The Doll's House

‘A sister?’


‘Yeah. I think her name was Deborah, or Debbie.’

‘Go on, Ozzie.’ Kate rubbed her hands together to keep out the cold.

‘She never wanted anything to do with him. As I said, we both got fucked over by folk.’

‘Ozzie, when Detective Lynch asked you a minute ago about the name of the benefactor, the guy who could have done this to Jimmy, you seemed very sure that you wouldn’t be worrying about him.’

‘Did I?’

‘That’s the impression I got.’

‘You’re very clever, Miss. Jimmy would have liked you. He always admired intelligence, did our Jimmy.’

‘So tell me, Ozzie, why wouldn’t you be worrying about that benefactor of his?’

‘Because it wasn’t his benefactor who did Jimmy in.’

‘No? How can you be so sure?’

Instead of looking at Kate, he rearranged the newspapers on his bench. Then, with his voice as flat as a pancake, he said, ‘Dead men can’t commit murder,’ looking coldly up at Lynch, ‘nor can murder be blamed on them either.’





Estuary Road, Malahide


With Lynch and Kate interviewing Ozzie Brennan on the quays, O’Connor was irked that things weren’t moving fast enough. They had another victim and were no closer to pulling in a suspect. Nothing conclusive had come in from the CCTV footage shown on television the previous night, and the lab results of what was under Jenkins’s fingernails had given Johnny Keegan his get-out-of-jail-free card. They had a test sample. What they needed now was a match.

Despite any number of motives and a shitload of information coming in from the public, the only thing mounting up was victims. The last incident-room meeting had felt like a momentous amalgamation of unanswered questions, and with Morrison dissecting another body, the house call O’Connor had planned for the Jenkins residence had been delayed long enough.

Nodding to both sets of police officers stationed outside the Jenkins home, the first car on the public road directly in front of the house, the second at the top of the long gravelled drive, O’Connor was in perfect form for talking to the family. The police presence was deemed to be secure, but low-key. Chief Superintendent Butler didn’t want the family upset, but at the same time he wanted his own arse protected should anything go awry.

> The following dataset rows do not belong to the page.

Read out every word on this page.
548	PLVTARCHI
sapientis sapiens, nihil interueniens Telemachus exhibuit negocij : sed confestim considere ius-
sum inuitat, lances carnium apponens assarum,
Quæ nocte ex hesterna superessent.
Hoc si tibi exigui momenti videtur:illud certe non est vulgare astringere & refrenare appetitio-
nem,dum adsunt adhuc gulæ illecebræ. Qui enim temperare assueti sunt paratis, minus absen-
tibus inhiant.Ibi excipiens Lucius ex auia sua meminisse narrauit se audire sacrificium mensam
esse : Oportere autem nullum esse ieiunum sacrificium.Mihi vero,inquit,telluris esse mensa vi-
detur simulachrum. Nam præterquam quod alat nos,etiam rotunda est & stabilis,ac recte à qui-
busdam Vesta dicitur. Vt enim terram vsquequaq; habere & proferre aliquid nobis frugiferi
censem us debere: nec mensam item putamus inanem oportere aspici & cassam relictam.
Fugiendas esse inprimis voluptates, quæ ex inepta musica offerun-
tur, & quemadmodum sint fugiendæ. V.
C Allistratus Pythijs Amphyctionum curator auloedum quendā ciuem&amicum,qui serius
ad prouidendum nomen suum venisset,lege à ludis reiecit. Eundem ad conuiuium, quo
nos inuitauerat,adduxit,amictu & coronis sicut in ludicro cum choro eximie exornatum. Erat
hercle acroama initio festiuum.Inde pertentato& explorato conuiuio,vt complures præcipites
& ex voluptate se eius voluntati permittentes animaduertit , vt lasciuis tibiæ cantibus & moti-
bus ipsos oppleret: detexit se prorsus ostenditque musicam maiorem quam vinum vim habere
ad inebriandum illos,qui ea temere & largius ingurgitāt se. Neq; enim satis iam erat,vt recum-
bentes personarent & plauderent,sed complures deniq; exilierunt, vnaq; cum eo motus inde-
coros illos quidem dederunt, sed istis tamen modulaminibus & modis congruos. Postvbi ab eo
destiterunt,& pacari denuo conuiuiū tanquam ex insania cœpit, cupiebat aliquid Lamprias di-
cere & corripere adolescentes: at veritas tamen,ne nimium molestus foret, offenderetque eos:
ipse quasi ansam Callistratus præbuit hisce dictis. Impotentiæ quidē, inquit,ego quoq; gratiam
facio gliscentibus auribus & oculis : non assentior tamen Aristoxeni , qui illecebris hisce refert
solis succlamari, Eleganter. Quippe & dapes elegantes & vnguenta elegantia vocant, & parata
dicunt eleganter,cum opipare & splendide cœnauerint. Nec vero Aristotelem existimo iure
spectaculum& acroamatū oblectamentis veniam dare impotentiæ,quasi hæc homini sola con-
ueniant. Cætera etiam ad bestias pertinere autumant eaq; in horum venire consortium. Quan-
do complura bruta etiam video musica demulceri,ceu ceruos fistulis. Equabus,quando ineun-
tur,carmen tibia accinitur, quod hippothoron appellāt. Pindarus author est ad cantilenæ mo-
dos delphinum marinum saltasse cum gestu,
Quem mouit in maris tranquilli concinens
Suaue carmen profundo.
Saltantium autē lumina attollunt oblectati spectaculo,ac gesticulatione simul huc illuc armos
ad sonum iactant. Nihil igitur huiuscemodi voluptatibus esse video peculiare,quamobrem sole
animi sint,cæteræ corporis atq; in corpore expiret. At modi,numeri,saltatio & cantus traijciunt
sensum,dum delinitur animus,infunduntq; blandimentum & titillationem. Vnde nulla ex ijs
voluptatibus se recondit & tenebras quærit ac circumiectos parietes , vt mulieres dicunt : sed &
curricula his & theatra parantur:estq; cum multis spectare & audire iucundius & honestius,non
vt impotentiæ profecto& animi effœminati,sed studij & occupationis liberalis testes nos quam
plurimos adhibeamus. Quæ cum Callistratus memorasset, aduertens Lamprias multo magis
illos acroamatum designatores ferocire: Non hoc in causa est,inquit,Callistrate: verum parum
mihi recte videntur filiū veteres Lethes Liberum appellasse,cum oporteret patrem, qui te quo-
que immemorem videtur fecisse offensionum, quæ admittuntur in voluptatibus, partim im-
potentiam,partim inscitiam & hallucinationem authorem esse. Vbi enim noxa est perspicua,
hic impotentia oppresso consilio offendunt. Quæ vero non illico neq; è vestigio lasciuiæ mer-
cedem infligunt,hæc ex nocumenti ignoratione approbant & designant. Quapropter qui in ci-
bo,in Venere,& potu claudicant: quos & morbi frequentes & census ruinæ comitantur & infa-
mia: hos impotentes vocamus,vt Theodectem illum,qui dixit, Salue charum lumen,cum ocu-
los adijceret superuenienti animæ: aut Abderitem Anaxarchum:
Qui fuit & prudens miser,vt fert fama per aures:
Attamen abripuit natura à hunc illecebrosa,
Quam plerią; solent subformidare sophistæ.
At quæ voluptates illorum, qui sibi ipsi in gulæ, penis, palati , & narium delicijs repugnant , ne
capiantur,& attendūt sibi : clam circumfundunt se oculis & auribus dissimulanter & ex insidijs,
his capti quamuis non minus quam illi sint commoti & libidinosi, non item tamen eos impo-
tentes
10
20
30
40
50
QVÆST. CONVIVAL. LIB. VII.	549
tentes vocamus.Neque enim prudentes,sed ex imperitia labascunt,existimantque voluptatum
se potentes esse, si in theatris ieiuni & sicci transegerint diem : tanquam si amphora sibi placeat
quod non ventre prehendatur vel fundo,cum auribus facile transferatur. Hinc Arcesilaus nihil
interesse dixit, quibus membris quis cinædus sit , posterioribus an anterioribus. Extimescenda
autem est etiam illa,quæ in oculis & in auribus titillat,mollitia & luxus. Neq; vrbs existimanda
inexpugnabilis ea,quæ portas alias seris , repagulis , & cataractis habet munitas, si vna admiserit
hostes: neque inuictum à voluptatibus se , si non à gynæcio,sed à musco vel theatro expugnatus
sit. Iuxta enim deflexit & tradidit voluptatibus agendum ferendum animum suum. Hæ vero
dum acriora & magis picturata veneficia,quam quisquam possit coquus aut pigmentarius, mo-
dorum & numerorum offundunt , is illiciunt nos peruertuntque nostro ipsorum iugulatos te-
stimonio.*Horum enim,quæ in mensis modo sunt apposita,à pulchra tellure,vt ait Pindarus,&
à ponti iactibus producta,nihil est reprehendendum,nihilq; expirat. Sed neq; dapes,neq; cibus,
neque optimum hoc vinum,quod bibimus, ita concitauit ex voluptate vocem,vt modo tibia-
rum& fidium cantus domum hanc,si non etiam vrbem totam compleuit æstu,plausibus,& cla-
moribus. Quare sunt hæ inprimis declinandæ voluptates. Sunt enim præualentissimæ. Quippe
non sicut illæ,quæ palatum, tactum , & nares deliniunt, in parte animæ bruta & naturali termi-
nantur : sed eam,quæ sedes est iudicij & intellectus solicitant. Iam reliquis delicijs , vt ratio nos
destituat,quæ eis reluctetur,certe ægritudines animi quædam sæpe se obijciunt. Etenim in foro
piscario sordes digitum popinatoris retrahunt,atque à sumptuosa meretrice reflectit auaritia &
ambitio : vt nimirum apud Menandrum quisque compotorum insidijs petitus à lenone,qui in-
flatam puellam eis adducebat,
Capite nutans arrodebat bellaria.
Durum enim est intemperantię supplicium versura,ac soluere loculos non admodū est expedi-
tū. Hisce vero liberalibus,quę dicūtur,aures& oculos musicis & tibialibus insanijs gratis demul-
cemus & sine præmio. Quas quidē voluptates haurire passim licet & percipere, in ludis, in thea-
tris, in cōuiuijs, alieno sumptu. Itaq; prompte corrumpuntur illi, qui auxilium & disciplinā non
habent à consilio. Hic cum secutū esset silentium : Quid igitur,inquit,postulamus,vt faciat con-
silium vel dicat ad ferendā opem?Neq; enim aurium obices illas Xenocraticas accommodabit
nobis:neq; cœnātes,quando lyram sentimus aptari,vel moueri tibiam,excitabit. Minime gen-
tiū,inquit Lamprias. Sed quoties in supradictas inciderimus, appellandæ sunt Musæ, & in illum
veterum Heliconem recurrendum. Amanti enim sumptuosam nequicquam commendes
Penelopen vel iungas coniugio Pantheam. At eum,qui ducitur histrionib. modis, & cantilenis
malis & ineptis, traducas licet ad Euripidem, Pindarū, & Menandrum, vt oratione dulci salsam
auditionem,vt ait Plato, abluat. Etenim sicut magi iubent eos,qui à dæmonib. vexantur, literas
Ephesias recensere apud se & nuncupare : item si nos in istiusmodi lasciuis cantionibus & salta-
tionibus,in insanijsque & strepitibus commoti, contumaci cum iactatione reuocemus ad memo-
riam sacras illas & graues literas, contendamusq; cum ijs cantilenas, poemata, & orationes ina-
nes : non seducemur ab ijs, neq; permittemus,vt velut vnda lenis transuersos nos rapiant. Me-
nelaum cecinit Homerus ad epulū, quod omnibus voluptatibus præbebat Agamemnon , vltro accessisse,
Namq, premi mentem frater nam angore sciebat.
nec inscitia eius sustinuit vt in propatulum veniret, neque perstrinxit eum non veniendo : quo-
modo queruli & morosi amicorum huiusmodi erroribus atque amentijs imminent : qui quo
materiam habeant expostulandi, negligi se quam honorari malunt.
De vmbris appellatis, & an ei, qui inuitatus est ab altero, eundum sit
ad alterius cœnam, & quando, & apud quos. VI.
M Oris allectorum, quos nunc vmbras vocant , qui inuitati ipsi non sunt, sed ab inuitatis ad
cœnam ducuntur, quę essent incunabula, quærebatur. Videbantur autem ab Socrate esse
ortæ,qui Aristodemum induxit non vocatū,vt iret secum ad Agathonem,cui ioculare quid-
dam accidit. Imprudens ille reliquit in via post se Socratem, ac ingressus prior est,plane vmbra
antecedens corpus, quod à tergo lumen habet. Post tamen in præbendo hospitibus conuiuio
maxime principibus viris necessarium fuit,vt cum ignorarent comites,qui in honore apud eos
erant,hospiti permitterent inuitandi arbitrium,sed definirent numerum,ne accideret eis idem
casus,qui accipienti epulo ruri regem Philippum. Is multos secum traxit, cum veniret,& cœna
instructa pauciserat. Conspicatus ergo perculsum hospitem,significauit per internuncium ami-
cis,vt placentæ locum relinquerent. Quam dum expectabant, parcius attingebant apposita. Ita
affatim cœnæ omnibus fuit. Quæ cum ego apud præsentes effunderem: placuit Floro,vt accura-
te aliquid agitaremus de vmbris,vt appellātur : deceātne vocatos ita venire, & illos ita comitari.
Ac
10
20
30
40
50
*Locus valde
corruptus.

O’Connor parked his car on the main street beside the unmarked police car and walked up the drive to one very impressive house. He could smell the sea air, and the whiff of seaweed tangled within it. A perfect setting, he thought, for a perfect celebrity home, one which jutted out from the landscape like a millstone wanting to be seen. His head ached, and the dazzling white lime-rendered walls forced him to squint. The house was double-fronted, two-storeys high, with a flat roof linking to another part of the building, almost like a second house, to the rear. Both front and back buildings had apex-shaped roofs, each with a circular window in their top gable, like a large vessel out at sea.

There were several cars at the front. O’Connor leaned down to the driver’s window of the police car parked closest to the residence. ‘I see there’s a big crowd here today, guys.’

‘It’s been like that from the beginning, sir.’ The officer turned to his colleague in the passenger seat, mocking, ‘Archie here’s been taking notes. Tells me his wife reads all the glossy magazines so he can spot a celebrity from a mile off.’

‘Well done, guys.’ He gave them a reassuring look. ‘Keep your eyes on the others too, the non-celebrities, that is. Killers aren’t in the habit of wearing signs.’

O’Connor was surprised to find the front door open, but as he stepped into the hallway, half a dozen heads turned, everyone knowing instantly that he didn’t belong. It was the youngest of the group who addressed him first, a well-built teenager, whose voice sounded as if it had just broken. The guy had a mass of blond hair. He was wearing jeans and a black T-shirt with Cool written in white across the front. ‘Can I help you?’

‘Detective Inspector O’Connor.’ He reached out to shake his hand. ‘And you are?’

‘Jay Jenkins.’ He had an unexpectedly strong grip for a teenager.

Opening a heavily panelled wooden door behind the main stairway, Jay Jenkins held it ajar as O’Connor walked inside. ‘I’ll get my grandmother for you. Just a second.’ He left the room before O’Connor could clarify that it was the boy’s mother, not his grandmother, whom he wanted to see.